Prostate biopsy is a minimally invasive procedure where a small sample of prostatic tissue is obtained using a spring-loaded biopsy gun to assess for the presence of cancer. Generally prostatic biopsies are obtained by either a transperineal (TP) or transrectal (TR) route. There are different techniques to perform prostate biopsy – systematic or targeted. Targeted biopsy refers to image-guided biopsy of a specific target/lesion within the prostate, whereas in systematic biopsy the whole prostate is biopsied in a systematic way. Biopsies may be performed under general or local anaesthetic.
This guidance applies to those 18 years and over.
Triage or one-stop clinic
- All patients with suspected prostate cancer, based on clinical examination and/or Prostate Specific Antigen (PSA) level, should be offered urgent clinical triage by a suitable member of the clinical team (within two weeks), preferably via remote triage consultation (either video or telephone). Offer face-to-face consultations where remote consultations are not considered appropriate
- Following initial triage, mpMRI should be considered to enable a fully informed discussion regarding the role of prostate biopsy based on clinical examination, mpMRI findings and other risk factors. One-stop clinics could be considered, where feasible
- In addition to PSA, digital rectal examination and mpMRI findings, other risk factors such as PSA density, should be considered for clinically suspected cases of prostate cancer.
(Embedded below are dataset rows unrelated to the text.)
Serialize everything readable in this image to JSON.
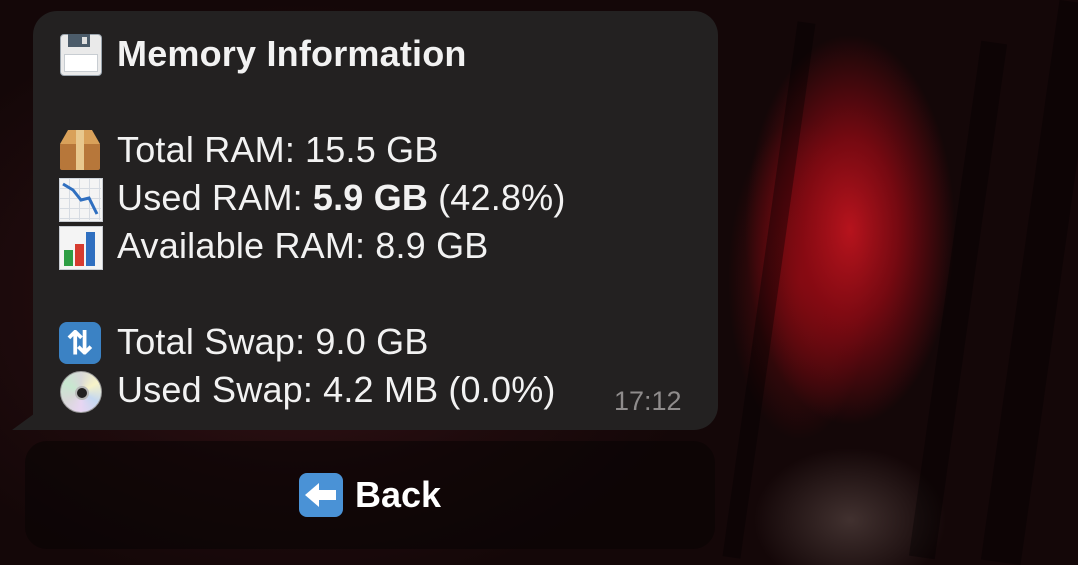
{
  "message": {
    "title": "Memory Information",
    "title_icon": "floppy-disk-icon",
    "ram": {
      "total_label": "Total RAM: ",
      "total_value": "15.5 GB",
      "total_icon": "package-icon",
      "used_label": "Used RAM: ",
      "used_value": "5.9 GB",
      "used_percent": " (42.8%)",
      "used_icon": "chart-decreasing-icon",
      "available_label": "Available RAM: ",
      "available_value": "8.9 GB",
      "available_icon": "bar-chart-icon"
    },
    "swap": {
      "total_label": "Total Swap: ",
      "total_value": "9.0 GB",
      "total_icon": "swap-arrows-icon",
      "used_label": "Used Swap: ",
      "used_value": "4.2 MB",
      "used_percent": " (0.0%)",
      "used_icon": "dvd-icon"
    },
    "timestamp": "17:12"
  },
  "keyboard": {
    "back_label": "Back",
    "back_icon": "back-arrow-icon"
  },
  "colors": {
    "bubble": "#232121",
    "text": "#f2f2f2",
    "timestamp": "#8f8c8c",
    "button_icon": "#4a92d6"
  }
}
- Offer mpMRI as the first line investigation for people with suspected non-metastatic prostate cancer. mpMRI should not routinely be offered to people with prostate cancer who are not suitable for radical treatment
- Consider omitting a prostate biopsy for people whose mpMRI Likert or Prostate Imaging and Data System (PI-RADS) v2.1 interpretation score is 1 or 2, and the PSA density is less than 0.15, but only after discussing the risks and benefits with the person and reaching a shared decision. If a person opts to have a biopsy, offer a systematic prostate biopsy
- Prostate biopsy should be offered for patients with PSA density >0.15 on mpMRI specified volume assessment, a strong family history of prostate cancer (e.g. multiple relatives at a young age) or an abnormal prostate on examination, even if Likert or PI-RADS v2.1 score is 1 or 2
- Patients with a Likert or PI-RADS v2.1 score of 3 should be considered for prostate biopsy. This should be following consideration of clinical assessment, PSA density and prostate cancer risk factors, and after discussing the risks and benefits with the patient and reaching a shared decision
- Offer prostate biopsy to all patients with a Likert or PI-RADS v2.1 score of 4 or 5, unless otherwise clinically contraindicated.
Biopsy route and setting
- Biopsies may be performed by transperineal (TP) or transrectal (TR) routes
- Preferably offer transperineal biopsy under local anaesthetic (LATP) as a first line investigation.
All centres involved in the diagnosis and management of prostate cancer should aim to offer LATP as an option.
If LATP is not appropriate, then offer alternative options such as general anaesthetic transperineal biopsy or local anaesthetic transrectal ultrasound scan (TRUS) biopsy, based on patient specific factors.
The use of general anaesthetic should be minimised. However, indications may include:
- Patient is unable to tolerate biopsy under local anaesthetic
- Biopsy involves multiple entry points — Repeat biopsy (e.g. following an inconclusive result)
- Prostatic anatomical variation
Visible lesions should be targeted. If there is a lesion, both targeted and systematic biopsies should be offered. Target biopsies should be performed initially, followed by systematic biopsies and sent separately for histological analysis.
Please note that this guidance is intended as a standard threshold for access. However, if you/ your patient falls outside of these criteria, the option to apply for an Individual Funding Request is still available to you.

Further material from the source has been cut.